Smith L D, Bertrand K P
Department of Microbiology and Molecular Genetics, University of California, Irvine 92717.
J Mol Biol. 1988 Oct 20;203(4):949-59. doi: 10.1016/0022-2836(88)90120-9.
Tetracycline induces transcription of the Tn10 tetracycline resistance gene (tetA) by binding to the tet repressor, thereby reducing the repressor's affinity for two operator sites that overlap the tet promoters. We characterized mutations in the tet repressor (tetRs mutations) that interfere with induction of tetA expression. The mutations were isolated on multicopy Tn10 tet plasmids by selecting for resistance to the inducer 5a,6-anhydrotetracycline. Under these conditions, maximal induction of tetA expression inhibits the growth of Escherichia coli K-12. DNA sequence analysis of 25 spontaneous tetRs mutations identified amino acid changes at 13 different positions clustered near the middle of the 207 amino acid residue sequence of tet repressor. This region (residues 64 to 107) is distinct from the bihelical DNA-binding motif of tet repressor (residues 26 to 47). The capacity of tetRs repressors to bind tet operator DNA and to respond to inducer was examined in vivo in tetA-lacZ fusion strains. In three cases, the capacity of tetRs repressors to bind tetracycline was examined in vitro using cell extracts enriched in repressor. Mutations 64Y (His64----Tyr) and 82H (Asn82----His) reduce the repressor's affinity for tetracycline more than 1000-fold and more than 100-fold, respectively, suggesting that His64 and Asn82 may be part of the inducer-binding site or directly involved in maintaining its conformation. Mutation 103I (Thr103----Ile) reduces the repressor's affinity for tetracycline less than tenfold, yet it interferes with induction to a greater extent than either 64Y or 82H, suggesting that 103I may also reduce the repressor's capacity to undergo a conformational change required for induction. The properties of tetRs mutants suggest that the region of amino acid residues 64 to 107 is involved in inducer binding and in signalling between the inducer-binding and operator-binding domains of the repressor.

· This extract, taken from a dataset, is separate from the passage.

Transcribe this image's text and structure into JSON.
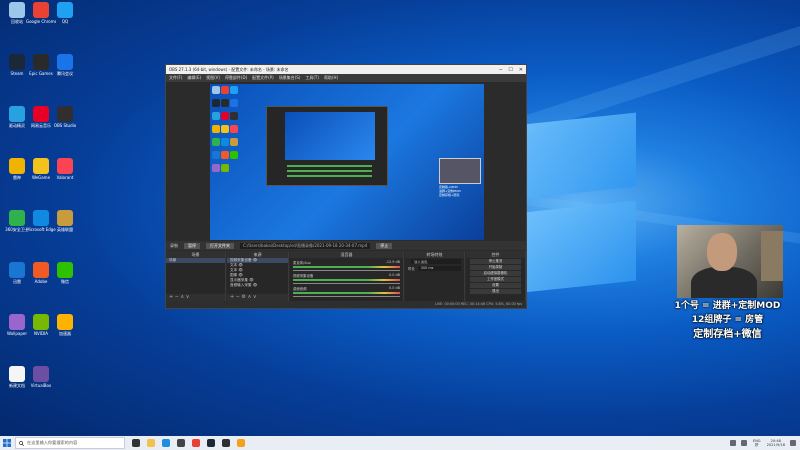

四环素通过与四环素阻遏物结合来诱导Tn10四环素抗性基因(tetA)的转录,从而降低阻遏物对与tet启动子重叠的两个操纵位点的亲和力。我们对干扰tetA表达诱导的四环素阻遏物中的突变(tetRs突变)进行了表征。通过选择对诱导剂5a,6-脱水四环素的抗性,在多拷贝Tn10 tet质粒上分离出这些突变。在这些条件下,tetA表达的最大诱导会抑制大肠杆菌K-12的生长。对25个自发tetRs突变进行的DNA序列分析确定了在四环素阻遏物207个氨基酸残基序列中间附近的13个不同位置的氨基酸变化。该区域(第64至107位氨基酸残基)与四环素阻遏物的双螺旋DNA结合基序(第26至47位氨基酸残基)不同。在tetA-lacZ融合菌株中,在体内检测了tetRs阻遏物结合tet操纵子DNA和对诱导剂作出反应的能力。在三种情况下,使用富含阻遏物的细胞提取物在体外检测了tetRs阻遏物结合四环素的能力。突变64Y(His64→Tyr)和82H(Asn82→His)分别使阻遏物对四环素的亲和力降低了1000倍以上和100倍以上,这表明His64和Asn82可能是诱导剂结合位点的一部分或直接参与维持其构象。突变103I(Thr103→Ile)使阻遏物对四环素的亲和力降低不到10倍,但它比64Y或82H在更大程度上干扰诱导,这表明103I也可能降低阻遏物进行诱导所需构象变化的能力。tetRs突变体的特性表明,第64至107位氨基酸残基区域参与诱导剂结合以及阻遏物的诱导剂结合域与操纵子结合域之间的信号传递。